Per uscire cristianamente dall’euro

euro-italiaAl dualismo economico tra nord e sud del mondo e a quello tra nord e sud d’Italia sembra essersi stabilmente aggiunto oggi il dualismo economico tra nord e sud d’Europa ovvero tra i paesi centrali e i paesi periferici dell’Unione Europea, per cui, secondo alcuni analisti, nel corso del prossimo decennio questi ultimi «potrebbero essere ridotti al rango di fornitori di manodopera a buon mercato o, al più, di meri azionisti di minoranza di capitali la cui testa pensante tenderà sempre più spesso a situarsi al centro del continente» (E. Brancaccio, Uscire dall’euro: c’è modo e modo, “Alternative per il socialismo”, n. 27, luglio-agosto 2013). Non c’è infatti dubbio che il tentativo di salvare la moneta unica a colpi di deflazione salariale, a colpi di continua riduzione dei redditi individuali, degli stipendi, dei salari e delle pensioni, messo in atto nei paesi periferici dell’Unione, sembra essere destinato al fallimento, per cui appare probabile che prima o poi, contrariamente alle previsioni o agli auspici di tanti europeisti convinti, l’eurozona possa deflagrare e i paesi che ne fanno parte debbano prepararsi a sganciarsi dalla moneta unica per tornare alle monete nazionali.

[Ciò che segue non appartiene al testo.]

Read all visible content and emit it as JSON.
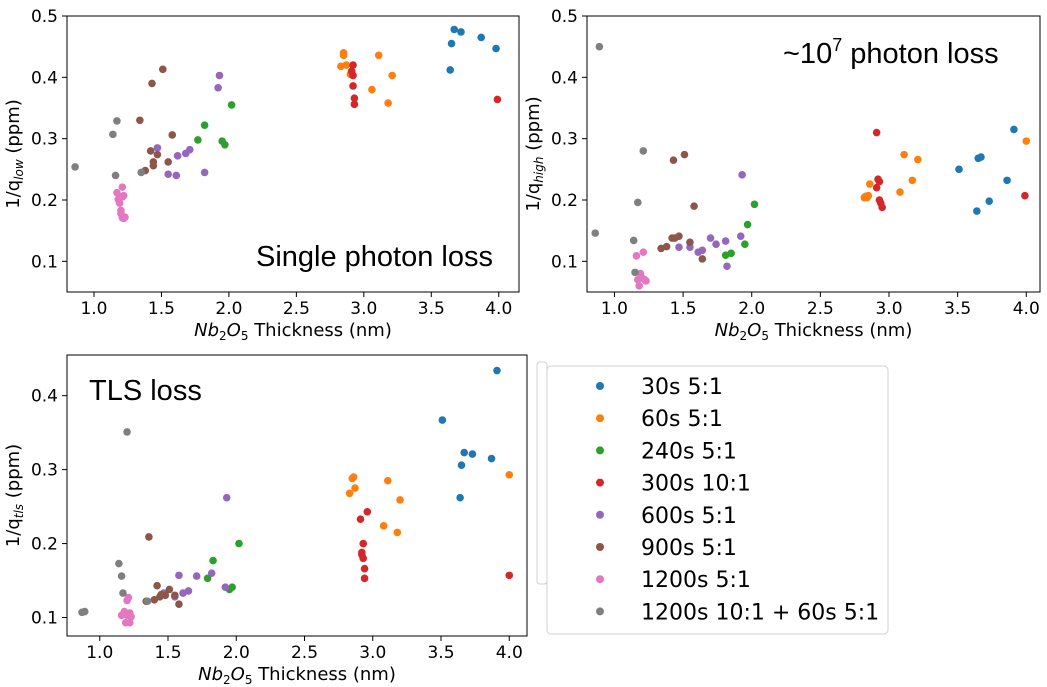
{
  "colors": {
    "30s 5:1": "#1f77b4",
    "60s 5:1": "#ff7f0e",
    "240s 5:1": "#2ca02c",
    "300s 10:1": "#d62728",
    "600s 5:1": "#9467bd",
    "900s 5:1": "#8c564b",
    "1200s 5:1": "#e377c2",
    "1200s 10:1 + 60s 5:1": "#7f7f7f"
  },
  "legend": {
    "entries": [
      "30s 5:1",
      "60s 5:1",
      "240s 5:1",
      "300s 10:1",
      "600s 5:1",
      "900s 5:1",
      "1200s 5:1",
      "1200s 10:1 + 60s 5:1"
    ]
  },
  "chart_data": [
    {
      "id": "low",
      "type": "scatter",
      "annotation": "Single photon loss",
      "xlabel_main": "Nb",
      "xlabel_sub1": "2",
      "xlabel_mid": "O",
      "xlabel_sub2": "5",
      "xlabel_rest": " Thickness (nm)",
      "ylabel_main": "1/q",
      "ylabel_sub": "low",
      "ylabel_rest": " (ppm)",
      "xlim": [
        0.8,
        4.15
      ],
      "ylim": [
        0.05,
        0.5
      ],
      "xticks": [
        1.0,
        1.5,
        2.0,
        2.5,
        3.0,
        3.5,
        4.0
      ],
      "xtick_labels": [
        "1.0",
        "1.5",
        "2.0",
        "2.5",
        "3.0",
        "3.5",
        "4.0"
      ],
      "yticks": [
        0.1,
        0.2,
        0.3,
        0.4,
        0.5
      ],
      "ytick_labels": [
        "0.1",
        "0.2",
        "0.3",
        "0.4",
        "0.5"
      ],
      "series": [
        {
          "name": "30s 5:1",
          "points": [
            [
              3.64,
              0.412
            ],
            [
              3.65,
              0.455
            ],
            [
              3.67,
              0.478
            ],
            [
              3.72,
              0.474
            ],
            [
              3.87,
              0.465
            ],
            [
              3.98,
              0.447
            ]
          ]
        },
        {
          "name": "60s 5:1",
          "points": [
            [
              2.83,
              0.418
            ],
            [
              2.85,
              0.436
            ],
            [
              2.85,
              0.44
            ],
            [
              2.87,
              0.42
            ],
            [
              2.9,
              0.405
            ],
            [
              3.06,
              0.38
            ],
            [
              3.11,
              0.436
            ],
            [
              3.18,
              0.358
            ],
            [
              3.21,
              0.403
            ]
          ]
        },
        {
          "name": "240s 5:1",
          "points": [
            [
              1.77,
              0.298
            ],
            [
              1.82,
              0.322
            ],
            [
              1.95,
              0.296
            ],
            [
              1.97,
              0.29
            ],
            [
              2.02,
              0.355
            ]
          ]
        },
        {
          "name": "300s 10:1",
          "points": [
            [
              2.91,
              0.41
            ],
            [
              2.92,
              0.42
            ],
            [
              2.92,
              0.403
            ],
            [
              2.92,
              0.386
            ],
            [
              2.93,
              0.366
            ],
            [
              2.93,
              0.356
            ],
            [
              3.99,
              0.364
            ]
          ]
        },
        {
          "name": "600s 5:1",
          "points": [
            [
              1.47,
              0.285
            ],
            [
              1.55,
              0.242
            ],
            [
              1.61,
              0.24
            ],
            [
              1.62,
              0.272
            ],
            [
              1.68,
              0.276
            ],
            [
              1.71,
              0.282
            ],
            [
              1.82,
              0.245
            ],
            [
              1.92,
              0.383
            ],
            [
              1.93,
              0.403
            ]
          ]
        },
        {
          "name": "900s 5:1",
          "points": [
            [
              1.34,
              0.33
            ],
            [
              1.38,
              0.248
            ],
            [
              1.42,
              0.28
            ],
            [
              1.43,
              0.39
            ],
            [
              1.44,
              0.262
            ],
            [
              1.44,
              0.256
            ],
            [
              1.47,
              0.274
            ],
            [
              1.51,
              0.413
            ],
            [
              1.55,
              0.262
            ],
            [
              1.58,
              0.306
            ]
          ]
        },
        {
          "name": "1200s 5:1",
          "points": [
            [
              1.17,
              0.212
            ],
            [
              1.18,
              0.201
            ],
            [
              1.19,
              0.195
            ],
            [
              1.2,
              0.178
            ],
            [
              1.2,
              0.183
            ],
            [
              1.21,
              0.171
            ],
            [
              1.22,
              0.17
            ],
            [
              1.23,
              0.172
            ],
            [
              1.21,
              0.205
            ],
            [
              1.22,
              0.207
            ],
            [
              1.21,
              0.221
            ]
          ]
        },
        {
          "name": "1200s 10:1 + 60s 5:1",
          "points": [
            [
              0.86,
              0.254
            ],
            [
              1.14,
              0.307
            ],
            [
              1.16,
              0.24
            ],
            [
              1.17,
              0.329
            ],
            [
              1.35,
              0.245
            ]
          ]
        }
      ]
    },
    {
      "id": "high",
      "type": "scatter",
      "annotation_base": "~10",
      "annotation_sup": "7",
      "annotation_rest": " photon loss",
      "xlabel_main": "Nb",
      "xlabel_sub1": "2",
      "xlabel_mid": "O",
      "xlabel_sub2": "5",
      "xlabel_rest": " Thickness (nm)",
      "ylabel_main": "1/q",
      "ylabel_sub": "high",
      "ylabel_rest": " (ppm)",
      "xlim": [
        0.8,
        4.1
      ],
      "ylim": [
        0.05,
        0.5
      ],
      "xticks": [
        1.0,
        1.5,
        2.0,
        2.5,
        3.0,
        3.5,
        4.0
      ],
      "xtick_labels": [
        "1.0",
        "1.5",
        "2.0",
        "2.5",
        "3.0",
        "3.5",
        "4.0"
      ],
      "yticks": [
        0.1,
        0.2,
        0.3,
        0.4,
        0.5
      ],
      "ytick_labels": [
        "0.1",
        "0.2",
        "0.3",
        "0.4",
        "0.5"
      ],
      "series": [
        {
          "name": "30s 5:1",
          "points": [
            [
              3.51,
              0.25
            ],
            [
              3.64,
              0.182
            ],
            [
              3.65,
              0.268
            ],
            [
              3.67,
              0.27
            ],
            [
              3.73,
              0.198
            ],
            [
              3.86,
              0.232
            ],
            [
              3.91,
              0.315
            ]
          ]
        },
        {
          "name": "60s 5:1",
          "points": [
            [
              2.82,
              0.204
            ],
            [
              2.83,
              0.206
            ],
            [
              2.84,
              0.204
            ],
            [
              2.85,
              0.207
            ],
            [
              2.86,
              0.226
            ],
            [
              3.08,
              0.213
            ],
            [
              3.11,
              0.274
            ],
            [
              3.17,
              0.232
            ],
            [
              3.21,
              0.266
            ],
            [
              4.0,
              0.296
            ]
          ]
        },
        {
          "name": "240s 5:1",
          "points": [
            [
              1.81,
              0.11
            ],
            [
              1.85,
              0.113
            ],
            [
              1.95,
              0.128
            ],
            [
              1.97,
              0.16
            ],
            [
              2.02,
              0.193
            ]
          ]
        },
        {
          "name": "300s 10:1",
          "points": [
            [
              2.91,
              0.31
            ],
            [
              2.91,
              0.22
            ],
            [
              2.92,
              0.234
            ],
            [
              2.93,
              0.23
            ],
            [
              2.93,
              0.2
            ],
            [
              2.94,
              0.195
            ],
            [
              2.95,
              0.188
            ],
            [
              3.99,
              0.207
            ]
          ]
        },
        {
          "name": "600s 5:1",
          "points": [
            [
              1.47,
              0.123
            ],
            [
              1.55,
              0.123
            ],
            [
              1.61,
              0.115
            ],
            [
              1.64,
              0.118
            ],
            [
              1.7,
              0.138
            ],
            [
              1.74,
              0.128
            ],
            [
              1.81,
              0.133
            ],
            [
              1.82,
              0.092
            ],
            [
              1.92,
              0.141
            ],
            [
              1.93,
              0.241
            ]
          ]
        },
        {
          "name": "900s 5:1",
          "points": [
            [
              1.34,
              0.121
            ],
            [
              1.38,
              0.124
            ],
            [
              1.42,
              0.138
            ],
            [
              1.43,
              0.265
            ],
            [
              1.44,
              0.138
            ],
            [
              1.47,
              0.141
            ],
            [
              1.51,
              0.274
            ],
            [
              1.55,
              0.131
            ],
            [
              1.58,
              0.19
            ],
            [
              1.64,
              0.104
            ]
          ]
        },
        {
          "name": "1200s 5:1",
          "points": [
            [
              1.16,
              0.109
            ],
            [
              1.17,
              0.07
            ],
            [
              1.18,
              0.06
            ],
            [
              1.19,
              0.08
            ],
            [
              1.2,
              0.073
            ],
            [
              1.21,
              0.115
            ],
            [
              1.22,
              0.07
            ],
            [
              1.23,
              0.068
            ]
          ]
        },
        {
          "name": "1200s 10:1 + 60s 5:1",
          "points": [
            [
              0.86,
              0.146
            ],
            [
              0.89,
              0.45
            ],
            [
              1.14,
              0.134
            ],
            [
              1.15,
              0.082
            ],
            [
              1.17,
              0.196
            ],
            [
              1.21,
              0.28
            ]
          ]
        }
      ]
    },
    {
      "id": "tls",
      "type": "scatter",
      "annotation": "TLS loss",
      "xlabel_main": "Nb",
      "xlabel_sub1": "2",
      "xlabel_mid": "O",
      "xlabel_sub2": "5",
      "xlabel_rest": " Thickness (nm)",
      "ylabel_main": "1/q",
      "ylabel_sub": "tls",
      "ylabel_rest": " (ppm)",
      "xlim": [
        0.76,
        4.13
      ],
      "ylim": [
        0.075,
        0.455
      ],
      "xticks": [
        1.0,
        1.5,
        2.0,
        2.5,
        3.0,
        3.5,
        4.0
      ],
      "xtick_labels": [
        "1.0",
        "1.5",
        "2.0",
        "2.5",
        "3.0",
        "3.5",
        "4.0"
      ],
      "yticks": [
        0.1,
        0.2,
        0.3,
        0.4
      ],
      "ytick_labels": [
        "0.1",
        "0.2",
        "0.3",
        "0.4"
      ],
      "series": [
        {
          "name": "30s 5:1",
          "points": [
            [
              3.51,
              0.367
            ],
            [
              3.64,
              0.262
            ],
            [
              3.65,
              0.306
            ],
            [
              3.67,
              0.323
            ],
            [
              3.73,
              0.321
            ],
            [
              3.87,
              0.315
            ],
            [
              3.91,
              0.434
            ]
          ]
        },
        {
          "name": "60s 5:1",
          "points": [
            [
              2.83,
              0.268
            ],
            [
              2.85,
              0.288
            ],
            [
              2.86,
              0.29
            ],
            [
              2.87,
              0.275
            ],
            [
              3.08,
              0.224
            ],
            [
              3.11,
              0.285
            ],
            [
              3.18,
              0.215
            ],
            [
              3.2,
              0.259
            ],
            [
              4.0,
              0.293
            ]
          ]
        },
        {
          "name": "240s 5:1",
          "points": [
            [
              1.79,
              0.153
            ],
            [
              1.83,
              0.177
            ],
            [
              1.95,
              0.138
            ],
            [
              1.97,
              0.141
            ],
            [
              2.02,
              0.2
            ]
          ]
        },
        {
          "name": "300s 10:1",
          "points": [
            [
              2.91,
              0.233
            ],
            [
              2.92,
              0.185
            ],
            [
              2.92,
              0.188
            ],
            [
              2.93,
              0.2
            ],
            [
              2.93,
              0.18
            ],
            [
              2.94,
              0.166
            ],
            [
              2.94,
              0.153
            ],
            [
              2.96,
              0.243
            ],
            [
              4.0,
              0.157
            ]
          ]
        },
        {
          "name": "600s 5:1",
          "points": [
            [
              1.47,
              0.133
            ],
            [
              1.55,
              0.128
            ],
            [
              1.58,
              0.157
            ],
            [
              1.61,
              0.133
            ],
            [
              1.65,
              0.136
            ],
            [
              1.71,
              0.156
            ],
            [
              1.82,
              0.16
            ],
            [
              1.92,
              0.141
            ],
            [
              1.93,
              0.262
            ]
          ]
        },
        {
          "name": "900s 5:1",
          "points": [
            [
              1.34,
              0.122
            ],
            [
              1.36,
              0.209
            ],
            [
              1.4,
              0.124
            ],
            [
              1.42,
              0.143
            ],
            [
              1.44,
              0.128
            ],
            [
              1.45,
              0.131
            ],
            [
              1.48,
              0.13
            ],
            [
              1.51,
              0.138
            ],
            [
              1.55,
              0.13
            ],
            [
              1.58,
              0.118
            ]
          ]
        },
        {
          "name": "1200s 5:1",
          "points": [
            [
              1.16,
              0.103
            ],
            [
              1.18,
              0.108
            ],
            [
              1.19,
              0.093
            ],
            [
              1.2,
              0.103
            ],
            [
              1.2,
              0.123
            ],
            [
              1.21,
              0.127
            ],
            [
              1.22,
              0.093
            ],
            [
              1.22,
              0.106
            ],
            [
              1.23,
              0.101
            ]
          ]
        },
        {
          "name": "1200s 10:1 + 60s 5:1",
          "points": [
            [
              0.87,
              0.107
            ],
            [
              0.89,
              0.108
            ],
            [
              1.14,
              0.173
            ],
            [
              1.16,
              0.156
            ],
            [
              1.17,
              0.133
            ],
            [
              1.2,
              0.351
            ],
            [
              1.35,
              0.122
            ]
          ]
        }
      ]
    }
  ]
}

Sarebbe perciò il caso che anche l’Italia, anziché attardarsi in una difesa ad oltranza della sua prospettiva e della sua politica europeiste, cominciasse ad elaborare una sua precisa “strategia d’uscita” dall’euro, per non trovarsi impreparata, nel caso in cui l’eventualità qui ipotizzata dovesse materializzarsi in un breve volgere di tempo, ad adottare soluzioni capaci di favorire il ritorno quanto più incruento possibile alla lira e quindi quanto meno possibile dannoso sui diversi gruppi sociali. Non c’è, in effetti, solo un modo di gestire un’eventuale uscita dalla moneta europea: anche nel caso in cui non la si potesse scongiurare si darebbero modi “di destra” e modi di “sinistra” per governare il relativo processo di transizione, benché tale processo al momento, è sempre opportuno precisare, non sia affatto scontato sia per la forte contrapposizione tra i diversi interessi finanziari nazionali sia perché a nessuno è veramente chiaro se un passaggio del genere potrebbe essere più conveniente rispetto alla situazione attuale e a quali paesi in particolare potrebbe convenire di più.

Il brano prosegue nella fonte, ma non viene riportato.